今年のライブはまだホームでしか行っていないため、他所でのライブというものを後輩達はまだ知らない。スクールアイドルとして成長するためにも大きな経験になるだろう。
「後輩のため、か」
「何泉?今更自分が先輩だって気付いたみたいに」
「恥ずかしい話、まだ実感が湧いてなくてね。私はソロでやっているし、君を後輩という括りにするのはなんか違う気がするしね」
「私達がいるうちに借りは返すんだよ」
「律儀な人だね。でも同感だ」
私と泉、つまりEdel Noteはラブライブ!に大きな借りがある。
二年前、当時中学生だった私は本来ならば高校生の大会であるラブライブ!出場など叶うはずが無かった。だが、その無理を蓮ノ空の尽力で叶えた。勿論、その背景には当時のEdel Noteが所属する瑞河という学校が廃校決定しているという逆行がみんなの応援を呼んだ形になったのだが、当然そんな無理を通せば歪みが生まれる。

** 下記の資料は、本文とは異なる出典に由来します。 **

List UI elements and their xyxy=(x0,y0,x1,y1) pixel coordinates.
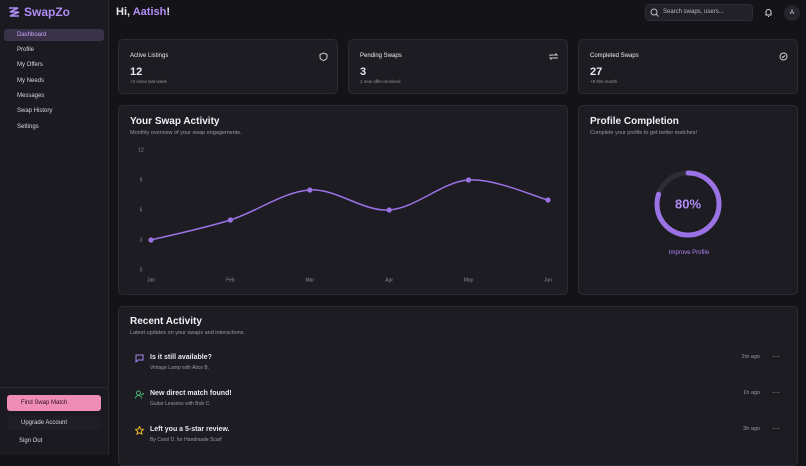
x-tick-label: Feb xyxy=(226,277,235,283)
upgrade-button[interactable]: Upgrade Account xyxy=(7,416,101,430)
progress-ring: 80% xyxy=(654,170,722,238)
stat-card: Active Listings 12 +2 since last week xyxy=(118,39,338,94)
point xyxy=(148,237,154,243)
ring-progress xyxy=(654,170,722,238)
profile-title: Profile Completion xyxy=(590,116,679,127)
point xyxy=(386,207,392,213)
stat-note: +5 this month xyxy=(590,79,618,84)
more-button[interactable]: ··· xyxy=(772,424,780,433)
stat-title: Pending Swaps xyxy=(360,53,402,59)
search-box[interactable]: Search swaps, users... xyxy=(645,4,753,21)
user-name: Aatish xyxy=(132,6,167,18)
x-tick-label: May xyxy=(464,277,474,283)
signout[interactable]: Sign Out xyxy=(19,438,43,444)
find-button[interactable]: Find Swap Match xyxy=(7,395,101,411)
user-icon xyxy=(135,390,144,399)
greeting-hi: Hi, xyxy=(116,6,131,18)
nav-item[interactable]: Swap History xyxy=(17,108,53,114)
y-tick-label: 3 xyxy=(140,237,143,243)
activity-time: 3h ago xyxy=(743,426,760,432)
stat-card: Completed Swaps 27 +5 this month xyxy=(578,39,798,94)
chat-icon xyxy=(135,354,144,363)
nav-item[interactable]: Settings xyxy=(17,124,39,130)
stat-icon xyxy=(549,53,558,60)
nav-item[interactable]: My Offers xyxy=(17,62,43,68)
nav-item[interactable]: Dashboard xyxy=(4,29,104,41)
chart-subtitle: Monthly overview of your swap engagement… xyxy=(130,130,242,136)
chart-title: Your Swap Activity xyxy=(130,116,220,127)
point xyxy=(227,217,233,223)
stat-card: Pending Swaps 3 1 new offer received xyxy=(348,39,568,94)
stat-value: 12 xyxy=(130,66,143,78)
point xyxy=(545,197,551,203)
nav-item[interactable]: Profile xyxy=(17,47,35,53)
profile-subtitle: Complete your profile to get better matc… xyxy=(590,130,697,136)
greeting: Hi, Aatish! xyxy=(116,6,170,18)
y-tick-label: 9 xyxy=(140,177,143,183)
point xyxy=(307,187,313,193)
activity-time: 1h ago xyxy=(743,390,760,396)
y-tick-label: 0 xyxy=(140,267,143,273)
nav-item[interactable]: Messages xyxy=(17,93,45,99)
stat-title: Active Listings xyxy=(130,53,169,59)
y-tick-label: 6 xyxy=(140,207,143,213)
line xyxy=(150,179,549,241)
activity-item-title: Is it still available? xyxy=(150,354,212,361)
stat-icon xyxy=(779,52,788,61)
x-tick-label: Jan xyxy=(147,277,155,283)
logo xyxy=(9,7,20,17)
ring-label: 80% xyxy=(675,196,701,211)
nav-item[interactable]: My Needs xyxy=(17,78,45,84)
improve-link[interactable]: Improve Profile xyxy=(668,250,710,256)
sidebar: SwapZo Dashboard Profile My Offers My Ne… xyxy=(0,0,109,455)
activity-time: 2m ago xyxy=(741,354,760,360)
x-tick-label: Apr xyxy=(385,277,393,283)
star-icon xyxy=(135,426,144,435)
activity-item-title: New direct match found! xyxy=(150,390,232,397)
more-button[interactable]: ··· xyxy=(772,388,780,397)
activity-item-detail: Vintage Lamp with Alice B. xyxy=(150,365,210,371)
line-chart: 0 3 6 9 12 Jan Feb Mar Apr May Jun xyxy=(138,147,552,283)
activity-card: Recent Activity Latest updates on your s… xyxy=(118,306,798,466)
activity-subtitle: Latest updates on your swaps and interac… xyxy=(130,330,245,336)
x-tick-label: Jun xyxy=(544,277,552,283)
profile-card: Profile Completion Complete your profile… xyxy=(578,105,798,295)
avatar[interactable]: A xyxy=(784,5,800,21)
stat-note: +2 since last week xyxy=(130,79,167,84)
activity-item-detail: By Carol D. for Handmade Scarf xyxy=(150,437,222,443)
divider xyxy=(0,387,108,388)
stat-note: 1 new offer received xyxy=(360,79,401,84)
chart-card: Your Swap Activity Monthly overview of y… xyxy=(118,105,568,295)
stat-value: 27 xyxy=(590,66,603,78)
stat-icon xyxy=(319,52,328,61)
search-icon xyxy=(650,8,659,17)
more-button[interactable]: ··· xyxy=(772,352,780,361)
greeting-end: ! xyxy=(166,6,171,18)
y-tick-label: 12 xyxy=(138,147,144,153)
x-tick-label: Mar xyxy=(305,277,314,283)
stat-value: 3 xyxy=(360,66,367,78)
activity-item-detail: Guitar Lessons with Bob C. xyxy=(150,401,211,407)
point xyxy=(466,177,472,183)
brand: SwapZo xyxy=(24,5,71,19)
activity-item-title: Left you a 5-star review. xyxy=(150,426,230,433)
activity-title: Recent Activity xyxy=(130,316,202,327)
bell-icon[interactable] xyxy=(764,8,773,17)
stat-title: Completed Swaps xyxy=(590,53,639,59)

瑞河と蓮ノ空は私的理由でラブライブ!のルールを捻じ曲げた。それが端的な事実なのだ。
そして当時の瑞河は一度廃校し、Edel Noteは蓮ノ空に所属したため、その借りの大半を蓮ノ空が背負った形になっているのだ。
正直放っておいても時間が解決する問題でもあるのだ。私が卒業してしまえばその当時の直接的な関係者はいなくなるのだから。
だけど、そんな素直な性格ならそもそも瑞河の廃校阻止のためにラブライブ!優勝を目指したりしないのだ。
日和見主義は趣味じゃない。
ラブライブ!の名を冠する大きなイベントを成功させることで私は借りに対する禊とすると決めたのだ。
「蓮ノ空の一員として頼りにしてるよ、泉」
「私もさ」
Edel Noteは解散したけれど、仲間であることには変わらない。